For a while they strolled aimlessly along narrow sidewalks, skirting terraces, fried-fish stands, and northern European tourists. The few words they spoke to each other made them smile.
“Do you think I look like a gay German?” asked Padilla as they wandered the port in search of a cheap hotel.
“No,” said Amalfitano, “the gay Germans I know—and all my knowledge of them comes from books—are happy brutes like you, but they tend toward self-destruction and you seem to be made of stronger stuff.”
Immediately he regretted his words; it’s talk like that, he thought, that will destroy any kind of love.
3
About the plane trip Rosa remembered that in the middle of the Atlantic her father seemed sick or queasy and all of a sudden a stewardess appeared without being called and offered them a deep golden liquid, bright and sweet smelling. The stewardess was dark-skinned, of average height, with short dark hair, and she was wearing hardly any makeup but her nails were very well kept. She asked them to try the juice and then tell her what it was. She smiled with her whole face, like someone playing a game.
Amalfitano and Rosa, distrustful by nature, each took a sip.
“Peach,” said Rosa.
“Nectarine,” murmured Amalfitano, almost in unison.
No, said the stewardess, and her good-humored smile restored some of Amalfitano’s lost courage, it’s mango.
Father and daughter drank again. This time they took lingering sips, like sommeliers who are back on the right path. Mango: have you tried it before? asked the stewardess. Yes, said Rosa and Amalfitano, but we’d forgotten. The stewardess wanted to know where. In Paris, probably, said Rosa, in a Mexican bar in Paris, a long time ago, when I was small, but I still remember it. The stewardess smiled again. It’s delicious, added Rosa. Mango, mango, thought Amalfitano, and he closed his eyes.
4
Shortly after classes began, Amalfitano met Castillo.

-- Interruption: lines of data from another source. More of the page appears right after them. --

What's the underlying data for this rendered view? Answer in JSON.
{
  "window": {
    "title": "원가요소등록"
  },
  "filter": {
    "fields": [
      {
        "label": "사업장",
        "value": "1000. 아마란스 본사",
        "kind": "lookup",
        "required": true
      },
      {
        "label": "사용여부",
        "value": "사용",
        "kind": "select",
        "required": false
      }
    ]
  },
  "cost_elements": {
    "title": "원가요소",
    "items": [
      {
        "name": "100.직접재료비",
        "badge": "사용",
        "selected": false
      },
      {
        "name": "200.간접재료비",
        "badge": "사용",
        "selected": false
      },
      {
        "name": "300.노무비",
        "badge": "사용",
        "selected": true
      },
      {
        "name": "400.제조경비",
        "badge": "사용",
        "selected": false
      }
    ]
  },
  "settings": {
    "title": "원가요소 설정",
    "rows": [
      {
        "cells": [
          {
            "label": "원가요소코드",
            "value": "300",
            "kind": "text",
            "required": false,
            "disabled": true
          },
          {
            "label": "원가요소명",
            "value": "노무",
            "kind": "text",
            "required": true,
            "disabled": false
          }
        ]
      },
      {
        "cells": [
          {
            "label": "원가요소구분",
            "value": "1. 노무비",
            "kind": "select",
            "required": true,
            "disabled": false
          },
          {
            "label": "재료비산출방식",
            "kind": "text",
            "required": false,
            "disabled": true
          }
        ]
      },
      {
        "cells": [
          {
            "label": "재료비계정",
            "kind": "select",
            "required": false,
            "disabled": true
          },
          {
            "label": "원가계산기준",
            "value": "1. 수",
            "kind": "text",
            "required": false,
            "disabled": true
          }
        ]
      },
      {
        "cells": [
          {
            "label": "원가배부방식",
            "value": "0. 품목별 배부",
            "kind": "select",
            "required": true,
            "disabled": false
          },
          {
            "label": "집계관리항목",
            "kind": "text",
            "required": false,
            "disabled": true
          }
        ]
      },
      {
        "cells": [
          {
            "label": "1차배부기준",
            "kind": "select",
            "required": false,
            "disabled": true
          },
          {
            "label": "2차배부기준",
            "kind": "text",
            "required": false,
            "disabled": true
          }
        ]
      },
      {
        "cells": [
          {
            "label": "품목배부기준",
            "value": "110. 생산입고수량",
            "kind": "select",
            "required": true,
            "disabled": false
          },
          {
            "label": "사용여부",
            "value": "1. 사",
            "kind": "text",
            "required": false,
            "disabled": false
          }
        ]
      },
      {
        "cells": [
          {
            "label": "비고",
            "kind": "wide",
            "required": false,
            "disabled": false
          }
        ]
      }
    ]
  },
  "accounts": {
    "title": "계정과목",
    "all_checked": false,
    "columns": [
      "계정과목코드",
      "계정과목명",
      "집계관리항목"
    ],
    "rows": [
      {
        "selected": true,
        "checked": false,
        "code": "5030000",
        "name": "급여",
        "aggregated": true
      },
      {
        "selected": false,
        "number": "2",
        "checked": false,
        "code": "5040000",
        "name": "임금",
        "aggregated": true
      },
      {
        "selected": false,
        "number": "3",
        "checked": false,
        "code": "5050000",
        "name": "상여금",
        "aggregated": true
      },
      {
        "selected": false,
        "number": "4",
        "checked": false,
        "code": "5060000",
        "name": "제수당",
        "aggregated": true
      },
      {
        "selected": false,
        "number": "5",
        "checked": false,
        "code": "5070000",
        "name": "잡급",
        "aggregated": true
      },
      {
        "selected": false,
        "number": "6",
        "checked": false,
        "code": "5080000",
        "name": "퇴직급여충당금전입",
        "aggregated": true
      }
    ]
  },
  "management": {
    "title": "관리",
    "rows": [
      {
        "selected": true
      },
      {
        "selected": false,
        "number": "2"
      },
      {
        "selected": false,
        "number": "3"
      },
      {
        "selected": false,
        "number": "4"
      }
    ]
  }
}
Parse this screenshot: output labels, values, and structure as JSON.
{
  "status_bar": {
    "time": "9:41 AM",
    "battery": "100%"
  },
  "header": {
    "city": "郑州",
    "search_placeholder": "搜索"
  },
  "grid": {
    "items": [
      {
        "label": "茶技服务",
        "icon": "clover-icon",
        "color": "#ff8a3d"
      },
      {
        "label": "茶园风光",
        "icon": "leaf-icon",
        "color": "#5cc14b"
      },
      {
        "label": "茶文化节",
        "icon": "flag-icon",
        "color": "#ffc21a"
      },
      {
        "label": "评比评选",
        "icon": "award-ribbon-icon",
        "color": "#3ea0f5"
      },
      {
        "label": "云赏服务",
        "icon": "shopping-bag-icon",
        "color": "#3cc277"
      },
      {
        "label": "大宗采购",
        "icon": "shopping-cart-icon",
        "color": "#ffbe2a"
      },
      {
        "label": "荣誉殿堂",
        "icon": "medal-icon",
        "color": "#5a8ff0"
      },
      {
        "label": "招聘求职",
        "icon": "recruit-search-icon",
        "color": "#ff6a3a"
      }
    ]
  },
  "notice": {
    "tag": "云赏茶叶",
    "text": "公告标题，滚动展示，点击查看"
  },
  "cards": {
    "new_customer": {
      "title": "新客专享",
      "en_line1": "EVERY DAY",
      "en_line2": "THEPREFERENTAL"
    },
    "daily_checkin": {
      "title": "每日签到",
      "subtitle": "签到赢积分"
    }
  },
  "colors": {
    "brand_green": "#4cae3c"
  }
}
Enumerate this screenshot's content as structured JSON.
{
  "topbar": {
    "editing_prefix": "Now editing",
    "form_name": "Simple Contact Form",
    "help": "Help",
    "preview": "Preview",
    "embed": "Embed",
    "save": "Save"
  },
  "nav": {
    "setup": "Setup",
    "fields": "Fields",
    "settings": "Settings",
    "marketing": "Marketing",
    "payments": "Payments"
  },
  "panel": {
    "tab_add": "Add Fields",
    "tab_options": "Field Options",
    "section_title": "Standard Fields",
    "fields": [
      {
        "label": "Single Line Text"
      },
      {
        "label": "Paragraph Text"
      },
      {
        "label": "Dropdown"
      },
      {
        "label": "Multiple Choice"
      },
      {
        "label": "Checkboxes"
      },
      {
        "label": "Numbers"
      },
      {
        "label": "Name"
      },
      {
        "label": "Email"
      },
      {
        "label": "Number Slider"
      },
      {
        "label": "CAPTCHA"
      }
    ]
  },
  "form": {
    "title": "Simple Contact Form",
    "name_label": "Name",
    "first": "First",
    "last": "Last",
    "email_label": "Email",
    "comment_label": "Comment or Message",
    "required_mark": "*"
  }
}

It was one evening, almost night, when the Santa Teresa sky turns from deep blue to an array of vermillions and purples that linger scarcely a few minutes before the sky turns back to deep blue and then black.
Amalfitano left the department library and as he crossed the campus he spotted a shape under a tree. He thought it might be a bum or a sick student and he went over to check. It was Castillo, who was sleeping peacefully and was awakened by Amalfitano’s presence: when he opened his eyes he saw a tall, angular, white-haired figure, looking vaguely like Christopher Walken, with a worried expression on his face, and he knew right away that he would fall in love.
“I thought you were dying,” said Amalfitano.
“No, I was dreaming,” said Castillo.
Amalfitano smiled, satisfied, and made as if to leave but didn’t. This part of the campus was like an oasis, three trees on a mound surrounded by a sea of grass.
“I was dreaming about the paintings of an American artist,” said Castillo, “they were set along a wide street, in the open air, the street was unpaved, lined with houses and stores, all built of wood, and the paintings seemed about to melt away in the sun and dust. It made me feel very sad. I think it was a dream about the end of the world.”
“Ah,” said Amalfitano.
“The strangest thing is that some of the paintings were mine.”
“Well, I don’t know what to tell you, it is a strange dream.”
“No it isn’t,” said Castillo. “I shouldn’t be telling this to a stranger, but somehow I trust you: I really did paint some of them.”
“Some of them?” asked Amalfitano as night fell suddenly over Santa Teresa and from a campus building, a building that seemed empty, came the music of drums and horns and something that might have or might not have been a harp.
“Some paintings,” said Castillo. “I painted them myself, forged them.”
“Oh, really?”
“Yes, that’s how I make a living.”
“And you tell this to the first person who walks by, or is it common knowledge?”
“You’re the first person I’ve told, no one knows, it’s a secret.”
“I see,” said Amalfitano. “And why are you telling me?”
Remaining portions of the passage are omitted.